Religion dictates that sacrifices, of some sort of other but nearly always blood, are a necessary part of a believer’s life.
Religion decrees that we must keep atoning for our very nature constantly; that we are wicked, licentious, and depraved, and that our natural desires and bodily functions are shameful and something be repressed. Religion has always criminalised homosexuality and any sexual freedom. Religion has historically been one of the greatest oppressors of women in all times.
Religion offers what it has no right to offer: forgiveness of and for another person. It offers the ultimate reward that it has no possible way to know of. It also threatens eternal torture in the most sadistic and execrable way for those who will not accept the shotgun offer it proposes.
Finally, religion demeans humans by demanding the impossible and then condemning us for not living up to its own warped notions of perfection. There are ridiculous restrictions on diet, entertainment, language, and association. Restrictions on not only who you can have sex with but also in what sexual positions you may copulate.
One or all of the above are symptomatic of all religions. They are the antithesis of the most noble and enlightened concepts that humanity has to offer: tolerance of humans, freedom for humans, respect for humans.
Not only do I not believe in a god, I am glad that the god of monotheism doesn’t exist. Imagine living in a world where the god of religion existed. It would be like living in a theocratic police state, where you can be convicted for the crime of thought; virtually the very definition of totalitarian. Where the entire purpose in your life is to serve and worship and venerate another being; where you owe everything you have to a galactic dictator who you never elected, and you’re born into a system of total mental and physical control that you had no say in choosing.
The central figure in this eternal Dominion is a being who apparently knows you before you were even born, who watches you every single minute of every day of your life, and whose control over you reaches beyond death!

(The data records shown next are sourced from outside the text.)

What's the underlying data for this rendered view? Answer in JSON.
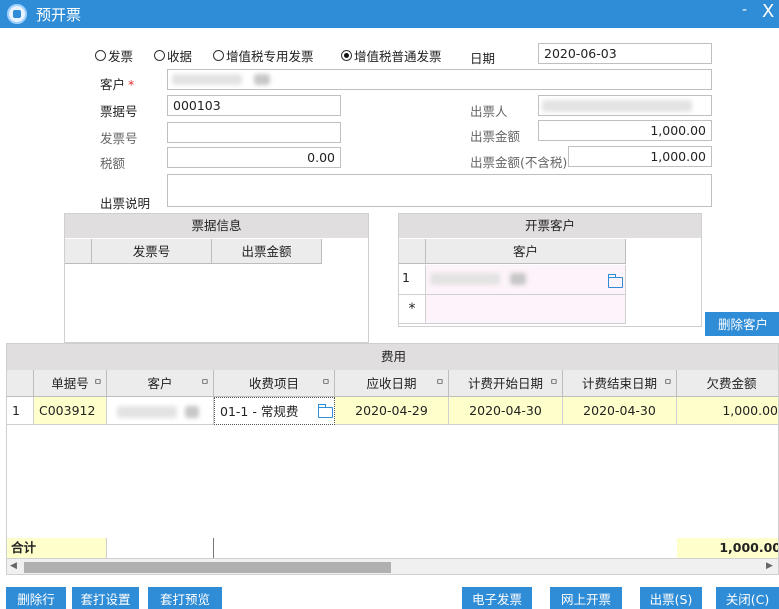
{
  "window": {
    "title": "预开票",
    "minimize_glyph": "-",
    "close_glyph": "X"
  },
  "doc_types": [
    {
      "label": "发票",
      "selected": false
    },
    {
      "label": "收据",
      "selected": false
    },
    {
      "label": "增值税专用发票",
      "selected": false
    },
    {
      "label": "增值税普通发票",
      "selected": true
    }
  ],
  "form": {
    "date_label": "日期",
    "date_value": "2020-06-03",
    "customer_label": "客户",
    "required_mark": "*",
    "receipt_no_label": "票据号",
    "receipt_no_value": "000103",
    "issuer_label": "出票人",
    "invoice_no_label": "发票号",
    "invoice_no_value": "",
    "issue_amount_label": "出票金额",
    "issue_amount_value": "1,000.00",
    "tax_label": "税额",
    "tax_value": "0.00",
    "amount_ex_tax_label": "出票金额(不含税)",
    "amount_ex_tax_value": "1,000.00",
    "note_label": "出票说明",
    "note_value": ""
  },
  "receipt_panel": {
    "title": "票据信息",
    "columns": [
      "发票号",
      "出票金额"
    ]
  },
  "customer_panel": {
    "title": "开票客户",
    "column": "客户",
    "row_number": "1",
    "new_row_glyph": "*",
    "delete_button": "删除客户"
  },
  "fee": {
    "title": "费用",
    "columns": [
      "单据号",
      "客户",
      "收费项目",
      "应收日期",
      "计费开始日期",
      "计费结束日期",
      "欠费金额"
    ],
    "pin_glyph": "ㅁ",
    "row": {
      "num": "1",
      "doc_no": "C003912",
      "item": "01-1 - 常规费",
      "due": "2020-04-29",
      "start": "2020-04-30",
      "end": "2020-04-30",
      "amount": "1,000.00"
    },
    "total_label": "合计",
    "total_amount": "1,000.00"
  },
  "scrollbar": {
    "left_arrow": "◀",
    "right_arrow": "▶"
  },
  "buttons": {
    "delete_row": "删除行",
    "print_setup": "套打设置",
    "print_preview": "套打预览",
    "e_invoice": "电子发票",
    "online_invoice": "网上开票",
    "issue": "出票(S)",
    "close": "关闭(C)"
  }
}
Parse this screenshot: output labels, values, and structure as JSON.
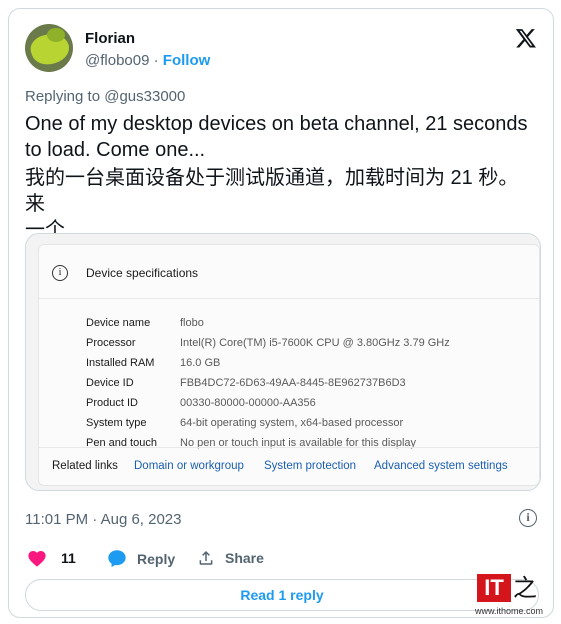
{
  "author": {
    "name": "Florian",
    "handle": "@flobo09",
    "separator": "·",
    "follow_label": "Follow"
  },
  "reply_context": {
    "prefix": "Replying to ",
    "mention": "@gus33000"
  },
  "tweet": {
    "text_en": "One of my desktop devices on beta channel, 21 seconds to load. Come one...",
    "text_zh_line1": "我的一台桌面设备处于测试版通道，加载时间为 21 秒。来",
    "text_zh_line2": "一个..."
  },
  "media": {
    "window_title": "Device specifications",
    "specs": [
      {
        "label": "Device name",
        "value": "flobo"
      },
      {
        "label": "Processor",
        "value": "Intel(R) Core(TM) i5-7600K CPU @ 3.80GHz   3.79 GHz"
      },
      {
        "label": "Installed RAM",
        "value": "16.0 GB"
      },
      {
        "label": "Device ID",
        "value": "FBB4DC72-6D63-49AA-8445-8E962737B6D3"
      },
      {
        "label": "Product ID",
        "value": "00330-80000-00000-AA356"
      },
      {
        "label": "System type",
        "value": "64-bit operating system, x64-based processor"
      },
      {
        "label": "Pen and touch",
        "value": "No pen or touch input is available for this display"
      }
    ],
    "related_links_label": "Related links",
    "related_links": [
      "Domain or workgroup",
      "System protection",
      "Advanced system settings"
    ]
  },
  "timestamp": "11:01 PM · Aug 6, 2023",
  "actions": {
    "likes_count": "11",
    "reply_label": "Reply",
    "share_label": "Share"
  },
  "read_reply_label": "Read 1 reply",
  "watermark": {
    "logo_text": "IT",
    "logo_char": "之",
    "url": "www.ithome.com"
  },
  "colors": {
    "accent": "#1d9bf0",
    "like": "#f91880",
    "muted": "#536471",
    "link": "#1b5fb0"
  },
  "icons": [
    "x-logo-icon",
    "info-circle-icon",
    "heart-icon",
    "reply-bubble-icon",
    "share-icon"
  ]
}
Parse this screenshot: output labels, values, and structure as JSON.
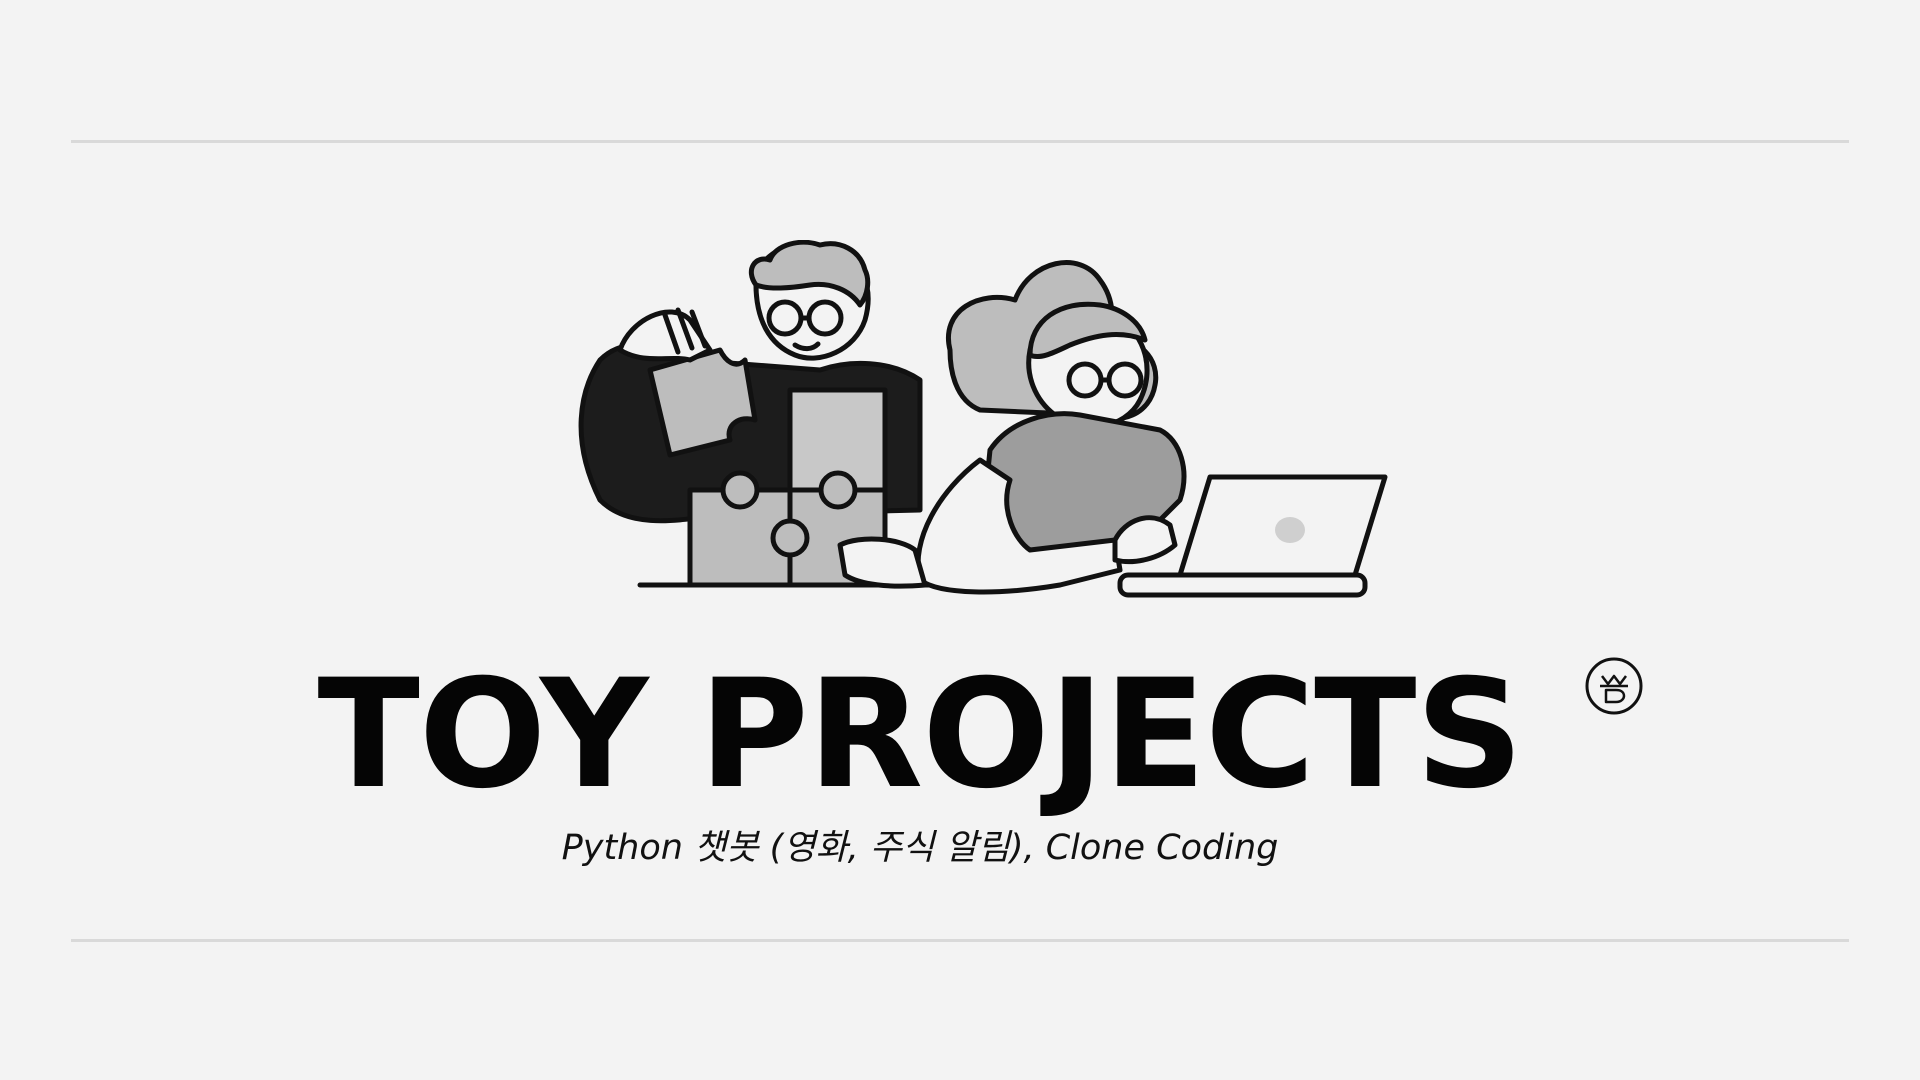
{
  "slide": {
    "title": "TOY PROJECTS",
    "subtitle": "Python 챗봇 (영화, 주식 알림), Clone Coding"
  },
  "illustration": {
    "icon": "two-people-puzzle-laptop-illustration"
  },
  "logo": {
    "icon": "md-badge-logo"
  },
  "colors": {
    "background": "#f3f3f3",
    "rule": "#d9d9d9",
    "text": "#050505"
  }
}
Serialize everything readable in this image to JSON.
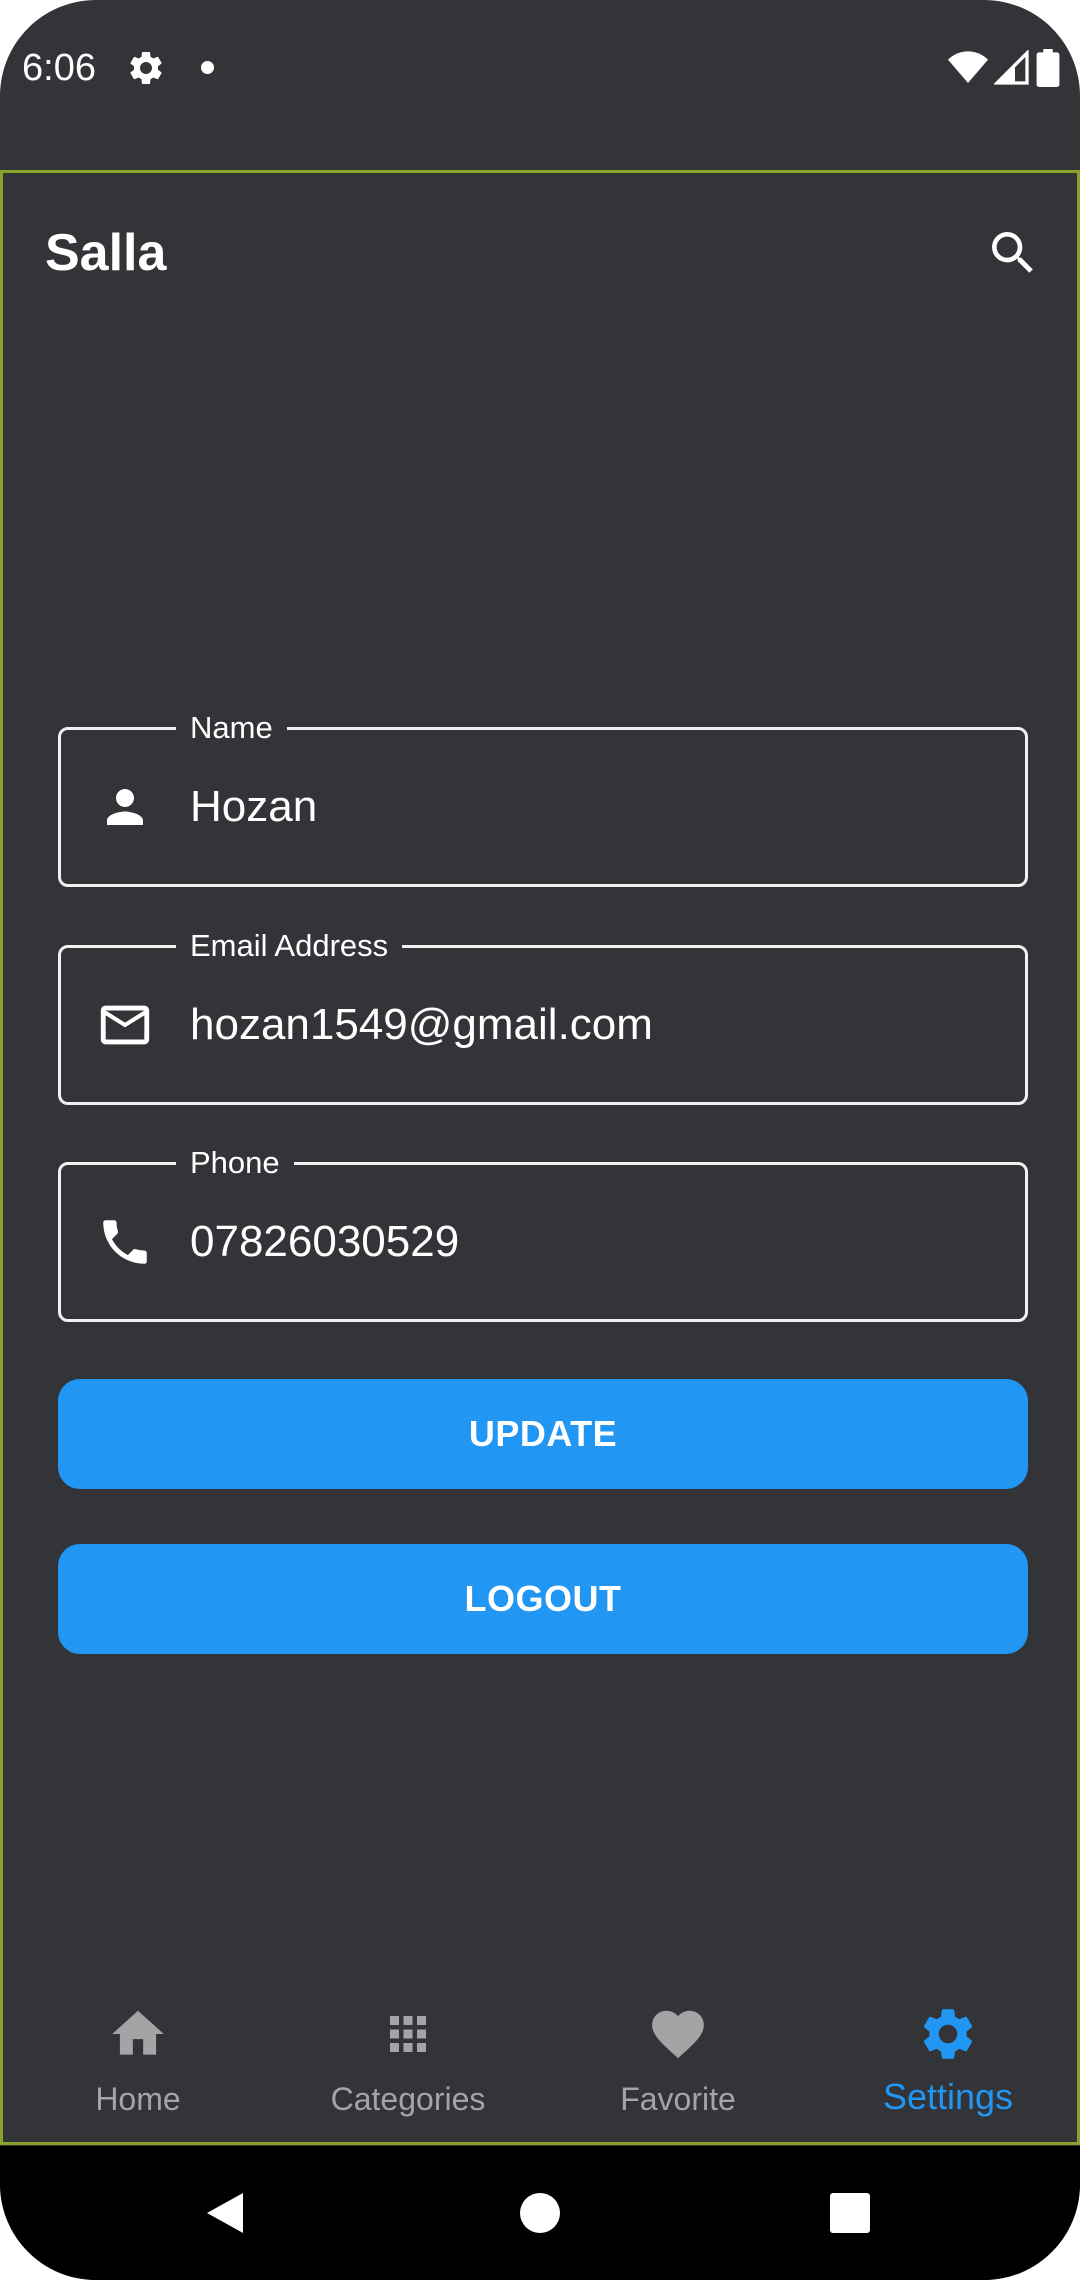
{
  "status_bar": {
    "time": "6:06",
    "icons": [
      "settings-icon",
      "notification-dot",
      "wifi-icon",
      "signal-icon",
      "battery-icon"
    ]
  },
  "appbar": {
    "title": "Salla",
    "search_icon": "search-icon"
  },
  "form": {
    "name": {
      "label": "Name",
      "value": "Hozan",
      "icon": "person-icon"
    },
    "email": {
      "label": "Email Address",
      "value": "hozan1549@gmail.com",
      "icon": "mail-icon"
    },
    "phone": {
      "label": "Phone",
      "value": "07826030529",
      "icon": "phone-icon"
    }
  },
  "buttons": {
    "update": "UPDATE",
    "logout": "LOGOUT"
  },
  "bottom_nav": {
    "items": [
      {
        "label": "Home",
        "icon": "home-icon",
        "active": false
      },
      {
        "label": "Categories",
        "icon": "grid-icon",
        "active": false
      },
      {
        "label": "Favorite",
        "icon": "heart-icon",
        "active": false
      },
      {
        "label": "Settings",
        "icon": "gear-icon",
        "active": true
      }
    ]
  },
  "system_nav": {
    "icons": [
      "back-icon",
      "home-circle-icon",
      "recents-icon"
    ]
  },
  "colors": {
    "background": "#323438",
    "accent": "#2196f3",
    "text": "#ffffff",
    "inactive": "#a3a4a6",
    "frame_border": "#8aa12a"
  }
}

As Hitchens observes, even in human totalitarian regimes, or in Orwell’s 1984, at least you can die and escape the regime. With religion, not even death is an escape, and indeed for any supposed crime you commit, an afterlife of eternal torture awaits you.
In this theocratic regime, freedom of speech would be as unknown as the theory of evolution. Who you choose to fall in love with, and how you choose to make love, would be under constant surveillance on penalty of death.
In this regime, you have to accept responsibility for the crimes of others that you had no part of, incur their bloodguilt, and unconditionally receive the only way to be absolved of this guilt: accepting the blood sacrifice by torture of another person that you had no say in at all.
No thank you, I don’t want it. I reject the very absurd notion of original sin; that I have somehow transgressed for someone else’s actions; this is the very opposite of justice. I reject the exculpation offered to me that was supposedly paid for by a process of human sacrifice to appease the blood thirst of the Divine One; a sacrifice that was necessarily the murder of an innocent man, something I would have objected to anyway.
And if I reject this barbaric offer, am I free to live my life my own way and die as all people must? No. If I refuse the “gift” I never asked for and never wanted, I can be promised an eternal live roasting.
This is why I positively reject religion and theism. As a thinking human being I could not, in good conscience, be party to such an inhuman and cruel regime, and I could not worship or love such a dictator. Humans beings with ethics, self-respect, and intelligence, should refuse to submit to any theocracy. That is why the necessity is not just of atheism, but anti-theism.